合并两个不同长度的数据集

Merging of two datasets of different lenghts

我正在尝试合并我拥有的两个数据集。

df1:

day month year lon lat month-year
3 5 2009 5.7 53.9 May 2009
8 9 2004 6.9 52.6 Sep 2004
15 9 2004 3.8 50.4 Sep 2004
5 5 2009 2.7 51.2 May 2009
28 7 2005 14.8 62.4 Jul 2005
18 9 2004 5.1 52.5 Sep 2004

df2:

nao-value sign month-year
- 2.1 Negative Sep 2004
1.3 Positive Jul 2005
- 1.1 Negative May 2009

我想合并它以在发生数据中添加每个月和每年的 NAO 值,这意味着我希望在发生数据中为该月的所有注册重复每个特定月份的 NAO 值。

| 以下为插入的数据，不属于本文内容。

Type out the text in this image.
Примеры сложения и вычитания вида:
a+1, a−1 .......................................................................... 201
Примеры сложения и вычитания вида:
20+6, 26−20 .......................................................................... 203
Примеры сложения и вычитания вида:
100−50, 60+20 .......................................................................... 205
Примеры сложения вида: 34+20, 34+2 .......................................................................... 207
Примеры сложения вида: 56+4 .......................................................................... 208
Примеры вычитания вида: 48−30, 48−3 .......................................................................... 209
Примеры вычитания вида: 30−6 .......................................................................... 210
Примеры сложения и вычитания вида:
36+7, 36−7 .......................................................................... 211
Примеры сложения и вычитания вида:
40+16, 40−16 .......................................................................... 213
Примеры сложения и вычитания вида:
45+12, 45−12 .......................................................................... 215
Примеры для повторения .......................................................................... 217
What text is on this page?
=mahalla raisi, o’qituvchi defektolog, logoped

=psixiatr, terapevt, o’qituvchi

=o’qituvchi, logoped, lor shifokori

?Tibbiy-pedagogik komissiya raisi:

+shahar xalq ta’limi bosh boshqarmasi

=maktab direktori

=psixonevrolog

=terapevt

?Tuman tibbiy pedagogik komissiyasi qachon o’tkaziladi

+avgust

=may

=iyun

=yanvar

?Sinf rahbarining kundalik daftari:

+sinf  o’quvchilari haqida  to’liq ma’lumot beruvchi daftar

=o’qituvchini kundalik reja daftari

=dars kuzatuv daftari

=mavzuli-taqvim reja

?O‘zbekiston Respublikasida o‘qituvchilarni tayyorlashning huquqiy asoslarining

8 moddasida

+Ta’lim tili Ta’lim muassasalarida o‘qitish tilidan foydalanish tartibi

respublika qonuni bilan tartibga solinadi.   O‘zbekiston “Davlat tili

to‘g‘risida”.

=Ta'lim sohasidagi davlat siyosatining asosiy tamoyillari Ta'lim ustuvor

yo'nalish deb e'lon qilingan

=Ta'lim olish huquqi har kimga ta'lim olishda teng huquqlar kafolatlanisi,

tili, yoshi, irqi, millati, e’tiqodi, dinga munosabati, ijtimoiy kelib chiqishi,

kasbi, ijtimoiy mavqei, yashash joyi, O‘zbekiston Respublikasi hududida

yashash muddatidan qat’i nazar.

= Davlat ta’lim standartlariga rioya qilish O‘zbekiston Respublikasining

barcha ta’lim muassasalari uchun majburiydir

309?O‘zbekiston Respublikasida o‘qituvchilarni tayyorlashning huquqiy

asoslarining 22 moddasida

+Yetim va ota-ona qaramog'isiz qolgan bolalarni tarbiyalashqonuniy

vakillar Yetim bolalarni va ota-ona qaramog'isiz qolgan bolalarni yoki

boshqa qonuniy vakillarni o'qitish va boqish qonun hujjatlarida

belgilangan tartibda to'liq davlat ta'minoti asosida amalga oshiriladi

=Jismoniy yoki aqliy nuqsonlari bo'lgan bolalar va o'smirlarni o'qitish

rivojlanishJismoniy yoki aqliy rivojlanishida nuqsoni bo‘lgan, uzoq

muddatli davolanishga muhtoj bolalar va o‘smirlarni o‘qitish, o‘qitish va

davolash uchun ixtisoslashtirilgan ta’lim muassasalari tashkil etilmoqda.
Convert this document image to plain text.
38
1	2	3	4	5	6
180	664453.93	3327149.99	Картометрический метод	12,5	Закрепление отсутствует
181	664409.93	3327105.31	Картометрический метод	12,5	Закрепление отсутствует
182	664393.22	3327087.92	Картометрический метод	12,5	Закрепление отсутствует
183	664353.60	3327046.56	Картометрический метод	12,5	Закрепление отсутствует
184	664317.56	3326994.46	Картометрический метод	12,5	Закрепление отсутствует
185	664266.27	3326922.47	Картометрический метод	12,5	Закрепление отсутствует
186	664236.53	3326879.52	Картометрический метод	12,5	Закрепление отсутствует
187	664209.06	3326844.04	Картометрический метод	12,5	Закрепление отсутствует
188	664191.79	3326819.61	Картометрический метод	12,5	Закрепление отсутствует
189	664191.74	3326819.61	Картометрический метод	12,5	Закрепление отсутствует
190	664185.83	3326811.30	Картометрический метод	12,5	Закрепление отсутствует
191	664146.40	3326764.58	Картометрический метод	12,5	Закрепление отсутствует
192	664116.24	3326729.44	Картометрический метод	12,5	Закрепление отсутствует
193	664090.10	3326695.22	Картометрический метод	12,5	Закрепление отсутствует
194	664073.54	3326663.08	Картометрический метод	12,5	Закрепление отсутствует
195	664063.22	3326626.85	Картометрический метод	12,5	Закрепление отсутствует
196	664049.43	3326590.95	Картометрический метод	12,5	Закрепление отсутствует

问题是我无法让 NAO 值按照出现数据排列在它应该排列的位置,它要么只是重复放置,要么与它应该排列的日期不对齐,给出为 month-year.x 和 month- year.y ,或者返回为 NA 值。

我尝试了几种不同的方法:

df3 <- merge(df1, df2, by="month-year")

df3 <- merge(cbind(df1, X=rownames(df1)), cbind(df2, variable=rownames(df2)))

df3 <- merge(df1,df2, by ="month-year", all.x = TRUE,all.y=TRUE, sort = FALSE)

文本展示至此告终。